FAQs about CTC and in-hand salary

Is the in-hand salary the same as CTC?

No, in-hand salary and CTC are different. While in-hand salary is the money deposited in your account every month after all deductions, CTC constitutes your total salary package.

How is CTC calculated from in-hand salary?

In-hand salary is a part of your total CTC. To calculate it all you have to do is apply this simple formula:

In-hand salary = CTC – Sum of all deductibles

What is the difference between CTC and in-hand salary?

CTC is the total amount spent by an employer on you for utilising your services, while in-hand salary is the amount you receive every month after deductions.

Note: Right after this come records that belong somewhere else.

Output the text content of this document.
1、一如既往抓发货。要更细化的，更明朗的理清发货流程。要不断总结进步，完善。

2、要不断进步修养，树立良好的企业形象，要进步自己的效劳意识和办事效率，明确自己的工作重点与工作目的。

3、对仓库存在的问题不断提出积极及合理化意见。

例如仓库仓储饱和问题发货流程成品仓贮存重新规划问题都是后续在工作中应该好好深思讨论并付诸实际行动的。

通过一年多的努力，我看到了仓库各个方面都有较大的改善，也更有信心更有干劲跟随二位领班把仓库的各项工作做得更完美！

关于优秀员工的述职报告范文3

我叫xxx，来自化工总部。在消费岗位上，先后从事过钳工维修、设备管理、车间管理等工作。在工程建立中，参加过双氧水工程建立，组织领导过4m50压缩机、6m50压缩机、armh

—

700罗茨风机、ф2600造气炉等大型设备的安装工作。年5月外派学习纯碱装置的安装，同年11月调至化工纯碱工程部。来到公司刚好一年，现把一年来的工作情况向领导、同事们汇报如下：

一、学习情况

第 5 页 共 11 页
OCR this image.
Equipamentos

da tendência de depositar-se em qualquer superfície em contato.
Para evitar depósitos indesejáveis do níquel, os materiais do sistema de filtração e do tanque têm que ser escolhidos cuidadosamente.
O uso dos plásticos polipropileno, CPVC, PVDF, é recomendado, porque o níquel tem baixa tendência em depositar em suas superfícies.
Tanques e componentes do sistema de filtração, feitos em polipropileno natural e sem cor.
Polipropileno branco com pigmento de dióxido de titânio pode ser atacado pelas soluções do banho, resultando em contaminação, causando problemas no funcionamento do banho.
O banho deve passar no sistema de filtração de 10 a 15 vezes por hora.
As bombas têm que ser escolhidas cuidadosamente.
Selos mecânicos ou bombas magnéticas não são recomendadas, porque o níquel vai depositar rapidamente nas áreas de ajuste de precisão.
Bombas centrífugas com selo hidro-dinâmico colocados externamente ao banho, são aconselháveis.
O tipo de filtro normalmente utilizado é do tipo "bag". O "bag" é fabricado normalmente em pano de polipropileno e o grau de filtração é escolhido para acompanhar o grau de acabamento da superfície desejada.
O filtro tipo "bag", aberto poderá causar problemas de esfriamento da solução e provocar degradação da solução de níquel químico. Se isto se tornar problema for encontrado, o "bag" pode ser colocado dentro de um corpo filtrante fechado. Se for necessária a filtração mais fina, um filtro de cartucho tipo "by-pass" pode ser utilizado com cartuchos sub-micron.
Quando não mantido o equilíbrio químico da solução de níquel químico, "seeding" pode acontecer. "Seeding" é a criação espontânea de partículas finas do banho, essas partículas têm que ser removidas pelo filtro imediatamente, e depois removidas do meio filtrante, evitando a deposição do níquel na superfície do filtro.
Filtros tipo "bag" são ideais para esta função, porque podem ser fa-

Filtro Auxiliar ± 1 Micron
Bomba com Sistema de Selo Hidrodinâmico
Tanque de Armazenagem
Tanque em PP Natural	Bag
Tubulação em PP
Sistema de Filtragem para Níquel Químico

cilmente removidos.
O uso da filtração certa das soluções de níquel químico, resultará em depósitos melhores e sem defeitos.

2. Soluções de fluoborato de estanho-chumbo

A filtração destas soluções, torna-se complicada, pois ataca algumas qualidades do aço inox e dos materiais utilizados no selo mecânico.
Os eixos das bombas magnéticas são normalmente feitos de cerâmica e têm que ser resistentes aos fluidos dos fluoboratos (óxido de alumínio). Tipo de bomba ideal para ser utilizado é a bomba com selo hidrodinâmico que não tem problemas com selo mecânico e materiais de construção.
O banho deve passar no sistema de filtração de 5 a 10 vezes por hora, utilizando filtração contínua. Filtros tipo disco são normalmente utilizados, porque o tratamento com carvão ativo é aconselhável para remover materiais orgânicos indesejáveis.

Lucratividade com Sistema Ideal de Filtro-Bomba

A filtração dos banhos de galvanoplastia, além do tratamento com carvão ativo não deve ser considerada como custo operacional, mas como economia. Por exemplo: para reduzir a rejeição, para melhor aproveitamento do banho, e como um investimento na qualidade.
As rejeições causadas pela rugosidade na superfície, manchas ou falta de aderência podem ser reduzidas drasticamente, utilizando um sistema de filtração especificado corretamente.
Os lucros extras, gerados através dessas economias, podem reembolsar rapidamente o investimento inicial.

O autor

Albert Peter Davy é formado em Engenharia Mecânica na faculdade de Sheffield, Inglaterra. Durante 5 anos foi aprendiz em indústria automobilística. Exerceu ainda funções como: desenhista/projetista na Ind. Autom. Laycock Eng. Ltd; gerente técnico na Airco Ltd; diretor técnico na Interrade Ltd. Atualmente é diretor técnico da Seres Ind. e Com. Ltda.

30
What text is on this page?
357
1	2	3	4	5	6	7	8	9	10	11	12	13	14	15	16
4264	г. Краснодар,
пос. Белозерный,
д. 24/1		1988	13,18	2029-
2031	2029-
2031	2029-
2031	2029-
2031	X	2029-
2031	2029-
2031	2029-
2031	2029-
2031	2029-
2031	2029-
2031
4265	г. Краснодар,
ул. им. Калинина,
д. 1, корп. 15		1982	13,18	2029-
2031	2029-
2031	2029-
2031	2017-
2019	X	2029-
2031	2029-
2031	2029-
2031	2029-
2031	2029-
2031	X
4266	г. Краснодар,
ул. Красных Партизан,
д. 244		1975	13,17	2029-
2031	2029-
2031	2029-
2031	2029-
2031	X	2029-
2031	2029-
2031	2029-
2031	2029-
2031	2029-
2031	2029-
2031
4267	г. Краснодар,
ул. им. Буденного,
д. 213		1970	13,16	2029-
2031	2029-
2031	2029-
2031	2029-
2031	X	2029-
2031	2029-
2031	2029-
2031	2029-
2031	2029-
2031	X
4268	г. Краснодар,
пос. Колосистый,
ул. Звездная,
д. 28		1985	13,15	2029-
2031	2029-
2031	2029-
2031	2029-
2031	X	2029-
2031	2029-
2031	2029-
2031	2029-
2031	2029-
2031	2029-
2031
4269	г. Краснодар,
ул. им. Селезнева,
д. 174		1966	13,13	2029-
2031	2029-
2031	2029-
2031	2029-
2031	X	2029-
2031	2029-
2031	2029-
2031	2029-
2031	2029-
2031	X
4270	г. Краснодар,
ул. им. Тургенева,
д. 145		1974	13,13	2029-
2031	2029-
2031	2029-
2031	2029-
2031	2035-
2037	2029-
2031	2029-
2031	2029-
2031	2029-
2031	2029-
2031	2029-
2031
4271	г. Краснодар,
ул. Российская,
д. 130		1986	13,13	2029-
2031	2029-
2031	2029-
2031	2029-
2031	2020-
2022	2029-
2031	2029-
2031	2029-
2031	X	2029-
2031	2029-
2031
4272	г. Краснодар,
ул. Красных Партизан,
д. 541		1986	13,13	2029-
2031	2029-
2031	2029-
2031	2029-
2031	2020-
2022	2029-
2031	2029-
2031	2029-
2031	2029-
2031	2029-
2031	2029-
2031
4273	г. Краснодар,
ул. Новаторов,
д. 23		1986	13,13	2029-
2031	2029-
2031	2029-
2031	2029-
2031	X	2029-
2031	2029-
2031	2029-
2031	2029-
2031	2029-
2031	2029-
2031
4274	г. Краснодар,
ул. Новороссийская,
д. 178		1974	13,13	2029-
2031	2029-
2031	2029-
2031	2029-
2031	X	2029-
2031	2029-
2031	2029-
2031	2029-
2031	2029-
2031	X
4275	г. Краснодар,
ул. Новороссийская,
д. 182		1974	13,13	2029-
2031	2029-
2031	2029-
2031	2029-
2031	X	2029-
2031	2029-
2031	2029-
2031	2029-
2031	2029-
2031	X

What are CTC and gross pay?

If you are still confused about what is CTC in salary, you can consider it as the company’s total cost in order to hire an employee. On the other hand, gross pay is the part of your salary without any deductions.

Which is better: CTC or gross salary?

The CTC includes the following components: 

  • Salary contributions
  • Reimbursements and tax benefits

The gross salary consists of the following:

  • Basic pay
  • House rent allowance
  • Travel allowance 
  • Dearness allowance

Subtracting the gratuity and EPF contributions from CTC can help you determine the gross salary. CTC is considered better than gross salary because of its umpteen benefits.